But I discovered a few days ago that I've been totally blindsided, and I'm not sure I can explain why it happened. This time, I may have reached my limit in my flexibility to accept new trends.

If my first impression is reasonably accurate, BLING-BLING refers to the audacious and impractical dress style of gangsta-rappers, East L.A. Bloods and Cripps and other undesirable anti-social groups--right?

Ball caps with the bills placed askew on the head. Sweat shirts that flow freely to mid-thigh, over jean pants that fall over the Nikes, so that the wearer has to tread (or stumble) on them with each step. Finally, the over-sized tee shirts over the sweats, bearing all sorts of blasphemous, outrageous, sexist, and other ignorant "messages."

Time Magazine recently had an article (I only looked in disbelief at the pix and read the subtitles) that seems to confirm--this is for real.

O.K., so I happen to hate this anti-social style, but among the young, my taste doesn't count. What distresses me, however, is that the hundreds of under-educated, outrageously overly paid ball dribblers have adopted BLING-BLING as their preferred "cool" dress mode. Naturally, a good percentage of their pre-teen, teen, and puberty-retarded adult fans will slavishly imitate this anti-social dress style, embarrassing everyone but themselves.
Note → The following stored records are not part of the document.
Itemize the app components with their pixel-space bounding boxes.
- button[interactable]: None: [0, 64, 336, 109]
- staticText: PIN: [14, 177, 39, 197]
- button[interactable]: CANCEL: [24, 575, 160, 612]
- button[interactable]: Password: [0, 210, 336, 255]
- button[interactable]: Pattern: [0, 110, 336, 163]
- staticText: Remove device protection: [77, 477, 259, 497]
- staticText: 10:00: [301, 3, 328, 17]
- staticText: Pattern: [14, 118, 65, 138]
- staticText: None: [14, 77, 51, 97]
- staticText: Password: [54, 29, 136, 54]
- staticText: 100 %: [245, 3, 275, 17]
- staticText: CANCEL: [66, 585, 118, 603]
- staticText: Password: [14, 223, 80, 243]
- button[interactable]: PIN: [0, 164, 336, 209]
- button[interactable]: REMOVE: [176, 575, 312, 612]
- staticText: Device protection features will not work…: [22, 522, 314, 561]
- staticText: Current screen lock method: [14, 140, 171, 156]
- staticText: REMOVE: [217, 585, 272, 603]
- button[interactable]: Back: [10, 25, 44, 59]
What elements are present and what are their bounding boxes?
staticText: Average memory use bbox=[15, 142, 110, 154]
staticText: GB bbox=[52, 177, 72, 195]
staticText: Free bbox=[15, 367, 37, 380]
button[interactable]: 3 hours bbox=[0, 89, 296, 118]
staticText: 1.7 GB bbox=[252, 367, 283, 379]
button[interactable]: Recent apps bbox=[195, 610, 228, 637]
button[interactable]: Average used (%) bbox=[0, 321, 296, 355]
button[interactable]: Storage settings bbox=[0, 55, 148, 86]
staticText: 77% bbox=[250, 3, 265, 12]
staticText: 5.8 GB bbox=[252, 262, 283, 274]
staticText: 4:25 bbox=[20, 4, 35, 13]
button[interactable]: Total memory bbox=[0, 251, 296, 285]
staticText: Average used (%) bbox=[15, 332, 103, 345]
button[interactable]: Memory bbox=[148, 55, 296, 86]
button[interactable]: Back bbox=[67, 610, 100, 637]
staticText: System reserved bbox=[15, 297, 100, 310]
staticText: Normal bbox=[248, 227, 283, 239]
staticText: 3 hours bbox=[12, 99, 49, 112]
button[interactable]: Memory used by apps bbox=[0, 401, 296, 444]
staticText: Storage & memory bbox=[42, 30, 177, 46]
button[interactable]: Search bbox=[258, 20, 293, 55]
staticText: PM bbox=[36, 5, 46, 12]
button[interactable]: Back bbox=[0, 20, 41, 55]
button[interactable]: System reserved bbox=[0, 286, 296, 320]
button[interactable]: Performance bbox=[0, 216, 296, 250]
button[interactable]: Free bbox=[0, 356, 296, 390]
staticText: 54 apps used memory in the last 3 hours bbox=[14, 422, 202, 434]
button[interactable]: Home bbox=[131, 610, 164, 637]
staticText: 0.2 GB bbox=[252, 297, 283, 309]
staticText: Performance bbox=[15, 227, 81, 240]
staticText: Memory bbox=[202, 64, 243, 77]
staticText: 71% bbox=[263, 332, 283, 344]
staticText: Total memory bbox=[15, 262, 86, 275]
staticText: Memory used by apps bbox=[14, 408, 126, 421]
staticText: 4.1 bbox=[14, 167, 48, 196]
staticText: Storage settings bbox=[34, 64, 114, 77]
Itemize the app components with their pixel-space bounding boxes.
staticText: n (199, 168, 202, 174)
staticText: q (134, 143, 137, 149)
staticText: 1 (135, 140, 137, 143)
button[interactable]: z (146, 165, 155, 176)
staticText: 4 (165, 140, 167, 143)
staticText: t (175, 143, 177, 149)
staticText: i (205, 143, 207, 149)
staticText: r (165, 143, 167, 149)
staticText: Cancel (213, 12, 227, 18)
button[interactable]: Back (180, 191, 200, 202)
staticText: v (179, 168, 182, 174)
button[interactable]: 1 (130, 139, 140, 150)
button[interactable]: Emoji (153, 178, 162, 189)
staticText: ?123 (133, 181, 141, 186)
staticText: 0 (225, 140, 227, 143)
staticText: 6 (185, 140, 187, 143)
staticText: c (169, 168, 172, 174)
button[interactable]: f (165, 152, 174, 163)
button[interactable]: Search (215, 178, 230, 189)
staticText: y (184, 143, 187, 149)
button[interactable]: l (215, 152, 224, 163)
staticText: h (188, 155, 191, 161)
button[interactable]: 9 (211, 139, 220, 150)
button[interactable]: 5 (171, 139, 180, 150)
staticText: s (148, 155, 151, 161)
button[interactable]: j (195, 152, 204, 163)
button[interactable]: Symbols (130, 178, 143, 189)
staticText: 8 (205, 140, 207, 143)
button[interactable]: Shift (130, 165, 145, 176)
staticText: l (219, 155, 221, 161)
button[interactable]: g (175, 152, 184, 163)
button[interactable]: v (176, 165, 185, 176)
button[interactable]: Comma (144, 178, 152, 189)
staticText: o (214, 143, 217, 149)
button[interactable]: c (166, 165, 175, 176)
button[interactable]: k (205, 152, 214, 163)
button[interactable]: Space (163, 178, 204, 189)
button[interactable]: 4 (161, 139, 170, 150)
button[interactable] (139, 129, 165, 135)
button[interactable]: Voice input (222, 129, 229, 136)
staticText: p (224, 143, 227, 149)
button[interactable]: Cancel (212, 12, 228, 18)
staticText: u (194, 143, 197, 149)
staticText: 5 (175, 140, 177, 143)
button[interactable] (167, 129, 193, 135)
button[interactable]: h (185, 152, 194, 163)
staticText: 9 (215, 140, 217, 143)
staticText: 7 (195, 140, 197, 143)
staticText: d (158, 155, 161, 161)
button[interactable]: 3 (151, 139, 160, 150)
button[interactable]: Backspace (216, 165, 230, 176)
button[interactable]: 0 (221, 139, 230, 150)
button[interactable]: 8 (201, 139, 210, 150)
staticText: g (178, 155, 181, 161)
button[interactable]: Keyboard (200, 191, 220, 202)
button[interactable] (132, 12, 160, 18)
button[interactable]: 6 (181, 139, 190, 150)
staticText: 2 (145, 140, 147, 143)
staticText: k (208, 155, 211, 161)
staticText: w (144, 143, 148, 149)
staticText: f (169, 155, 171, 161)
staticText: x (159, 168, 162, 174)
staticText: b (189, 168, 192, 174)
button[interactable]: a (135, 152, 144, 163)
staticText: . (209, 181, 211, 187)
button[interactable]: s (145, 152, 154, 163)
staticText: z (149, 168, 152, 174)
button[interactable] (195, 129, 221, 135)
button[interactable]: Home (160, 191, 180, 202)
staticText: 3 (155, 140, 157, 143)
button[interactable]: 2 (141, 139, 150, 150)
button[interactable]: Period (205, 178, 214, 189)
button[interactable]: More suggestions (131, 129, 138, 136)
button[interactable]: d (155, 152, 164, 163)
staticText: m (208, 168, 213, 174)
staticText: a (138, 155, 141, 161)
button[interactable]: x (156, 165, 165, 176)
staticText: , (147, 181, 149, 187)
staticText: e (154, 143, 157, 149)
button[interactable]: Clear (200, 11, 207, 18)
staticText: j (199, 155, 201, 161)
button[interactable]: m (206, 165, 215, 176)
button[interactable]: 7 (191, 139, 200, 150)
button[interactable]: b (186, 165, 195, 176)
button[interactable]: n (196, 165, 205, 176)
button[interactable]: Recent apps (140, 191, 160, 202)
Fortunately, it seems I'm not the only one offended by the brainless new trend--I just read somewhere that the NBA has decreed that BLING-BLING dress style by its dribblers would not be acceptable in any NBA-related event. Bravo for the NBA, but I'm not going to bet that this rule will stick; after all, the monsters that sports fans have created now rule their masters.

As a footnote, the gals who hang with the dribbling crowd or their fans are also emulating their male counterparts' dress trends, but that's nothing new--it's an extension of the 1960s "unisex" mentality. But it was part and parcel of feminism's influence on young women and it hasn't receded easily.
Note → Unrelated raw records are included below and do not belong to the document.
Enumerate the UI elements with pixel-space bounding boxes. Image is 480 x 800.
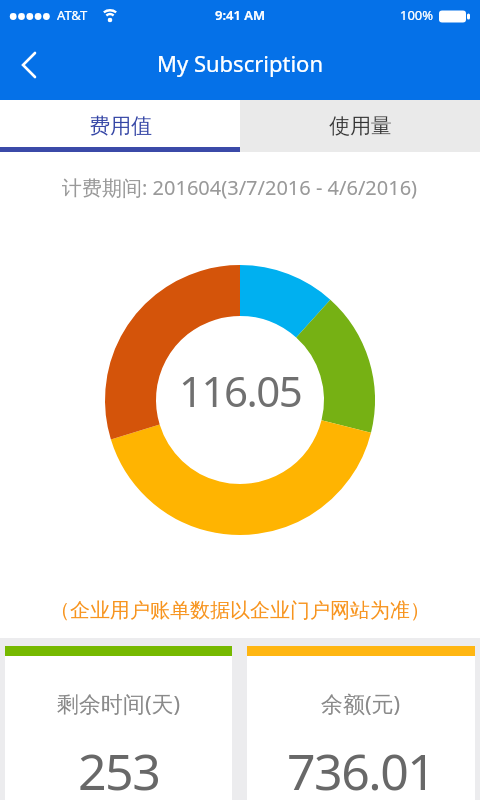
staticText: 116.05	[179, 362, 302, 419]
button[interactable]: 剩余时间(天)	[5, 646, 232, 800]
staticText: 9:41 AM	[215, 6, 266, 24]
button[interactable]: 费用值	[0, 100, 240, 152]
staticText: 使用量	[329, 113, 392, 139]
staticText: 100%	[400, 6, 434, 24]
button[interactable]: 余额(元)	[247, 646, 475, 800]
staticText: 736.01	[287, 737, 435, 800]
staticText: My Subscription	[157, 48, 324, 78]
staticText: AT&T	[57, 6, 88, 24]
staticText: 计费期间: 201604(3/7/2016 - 4/6/2016)	[62, 174, 418, 201]
button[interactable]: 使用量	[240, 100, 480, 152]
staticText: 余额(元)	[321, 688, 401, 718]
staticText: 剩余时间(天)	[57, 688, 181, 718]
button[interactable]	[0, 37, 56, 93]
staticText: 费用值	[89, 113, 152, 139]
staticText: （企业用户账单数据以企业门户网站为准）	[50, 598, 430, 623]
staticText: 253	[78, 737, 160, 800]
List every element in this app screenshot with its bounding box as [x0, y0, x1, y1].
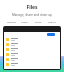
staticText: Search: [45, 20, 59, 23]
button[interactable]: Share: [31, 20, 45, 23]
button[interactable]: Browse: [5, 20, 18, 23]
staticText: Manage, share and clean up: [0, 13, 64, 17]
button[interactable]: [47, 33, 55, 36]
staticText: Files: [0, 4, 64, 11]
button[interactable]: [4, 42, 60, 47]
staticText: Share: [31, 20, 45, 23]
button[interactable]: [4, 47, 60, 52]
staticText: Clean: [18, 20, 31, 23]
button[interactable]: [4, 57, 60, 62]
button[interactable]: [4, 62, 60, 67]
button[interactable]: [4, 52, 60, 57]
button[interactable]: Clean: [18, 20, 31, 23]
button[interactable]: Search: [45, 20, 59, 23]
button[interactable]: [4, 37, 60, 42]
staticText: Browse: [5, 20, 18, 23]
A quick check of my 1999 unabridged Webster's doesn't contain "BLINK-BLINK," but Google revealed a very discouraging recent decision by the Brits. Astonishingly, they have already officially added the term to their stodgy, conservative dictionary--the Oxford Dictionary of the English Language. According to our British cousins, it means: "jiggy," "breakbeat," "dopey" and "phat."

Jiggy, breakbeat, dopey, phat!! Except for "dopey" (unless the Brits have another meaning for it), I haven't the slightest idea of what these definitions mean. I only pray they're definitions peculiar to the British dialect, so that maybe Webster's-- if it decides to follow suit and canonize the term--will use some American English definitions I can understand. But at the moment, I stand naked (linguistically speaking) and helpless. I think I now know how a speaker of, say, Urdu, must feel during the first week of instruction in English when his instructor says, "Look it up in the dictionary!"
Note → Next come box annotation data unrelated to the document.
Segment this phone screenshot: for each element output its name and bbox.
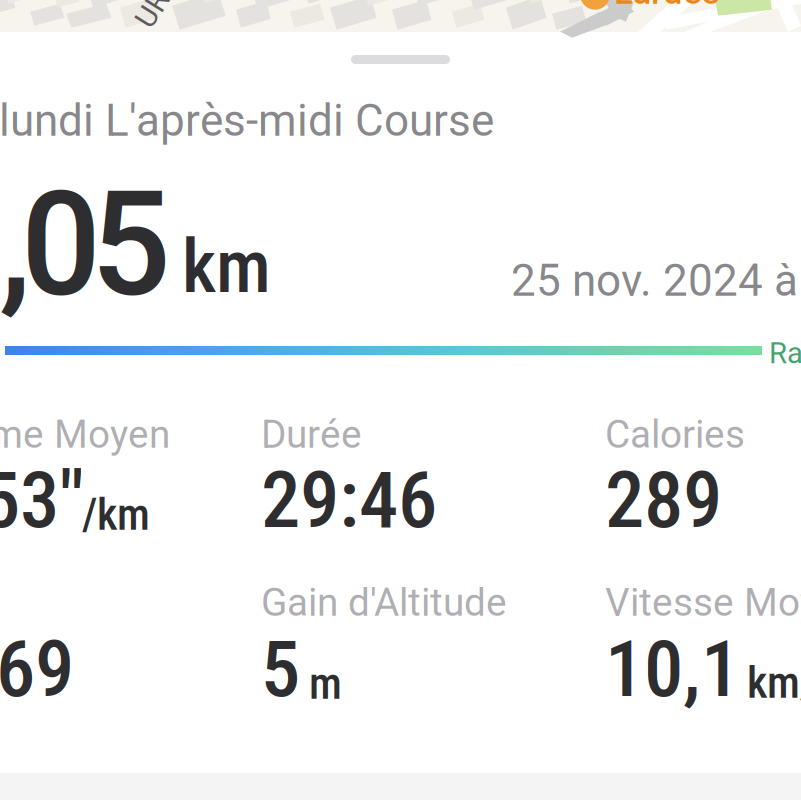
staticText: 5 (261, 623, 300, 715)
staticText: Durée (261, 412, 362, 457)
staticText: m (309, 658, 342, 710)
staticText: URI (132, 0, 177, 23)
staticText: lundi L'après-midi Course (0, 95, 494, 147)
staticText: ,05 (0, 161, 171, 330)
button[interactable]: lundi L'après-midi Course (0, 95, 494, 147)
staticText: km/h (747, 657, 801, 709)
staticText: Vitesse Moyenne (605, 580, 801, 625)
staticText: 169 (0, 623, 74, 715)
staticText: Calories (605, 412, 745, 457)
staticText: 289 (605, 454, 722, 546)
staticText: Rapide (769, 336, 801, 370)
staticText: 29:46 (261, 454, 437, 546)
staticText: 4'53" (0, 454, 84, 546)
staticText: /km (82, 489, 150, 541)
staticText: Gain d'Altitude (261, 580, 507, 625)
staticText: km (182, 224, 271, 310)
staticText: Lurdes (614, 0, 720, 12)
staticText: 10,1 (605, 623, 740, 715)
staticText: Rythme Moyen (0, 412, 170, 457)
staticText: 25 nov. 2024 à 17:42 (511, 255, 801, 307)
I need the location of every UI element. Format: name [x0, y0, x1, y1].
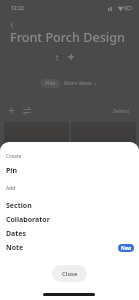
staticText: More ideas: [64, 80, 92, 87]
staticText: Pins: [45, 80, 56, 87]
button[interactable]: Collaborators: [54, 54, 61, 61]
staticText: Add: [6, 185, 16, 192]
button[interactable]: Pin: [0, 164, 139, 178]
staticText: New: [121, 245, 132, 251]
button[interactable]: Dates: [0, 227, 139, 241]
staticText: Note: [6, 243, 24, 253]
button[interactable]: [71, 121, 136, 151]
staticText: Dates: [6, 229, 27, 239]
button[interactable]: Pins: [40, 79, 60, 88]
button[interactable]: Section: [0, 199, 139, 213]
button[interactable]: Add: [6, 105, 17, 116]
staticText: Create: [6, 153, 22, 160]
staticText: Front Porch Design: [10, 29, 125, 46]
button[interactable]: More ideas: [64, 79, 96, 88]
staticText: Close: [62, 270, 78, 278]
staticText: Section: [6, 201, 32, 211]
button[interactable]: Collaborator: [0, 213, 139, 227]
staticText: Select: [113, 107, 130, 114]
button[interactable]: Sort: [21, 105, 33, 117]
button[interactable]: Note: [0, 241, 139, 255]
button[interactable]: Invite: [67, 53, 75, 61]
staticText: Pin: [6, 166, 17, 176]
button[interactable]: Close: [52, 265, 87, 282]
button[interactable]: Select: [110, 104, 133, 117]
button[interactable]: [4, 121, 69, 151]
staticText: 12:22: [11, 5, 24, 12]
button[interactable]: Back: [7, 20, 18, 31]
staticText: Collaborator: [6, 215, 50, 225]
Wasn't it Judge Robert Bork who wrote Slouching Toward Gomorrah? Perhaps I ought read it, especially if the Judge offers suggestions on how to rationalize BLING-BLING. And where is Bill Cosby when we need him? Or in even framing that question, am I beginning to tread on racial sensitivities? I'm assuming I'd be vindicated for this possible insensitive transgression when I can prove that lots of white guys (Latinos don't count, because I suspect BLING-BLING has its origins in their culture) are also stumbling on their over-long pants.

Have I finally reached the linguistic Jordan? Should I stay put on this side of the river, or should I wade in and head for the other side?

Would my being blindsided by this linguistic surprise have been avoided, had I at some time in the past watched even one full length MTV program? Come to think of it, I now know what BLING-BLING refers to, but where the hell did the words BLING-BLING come from?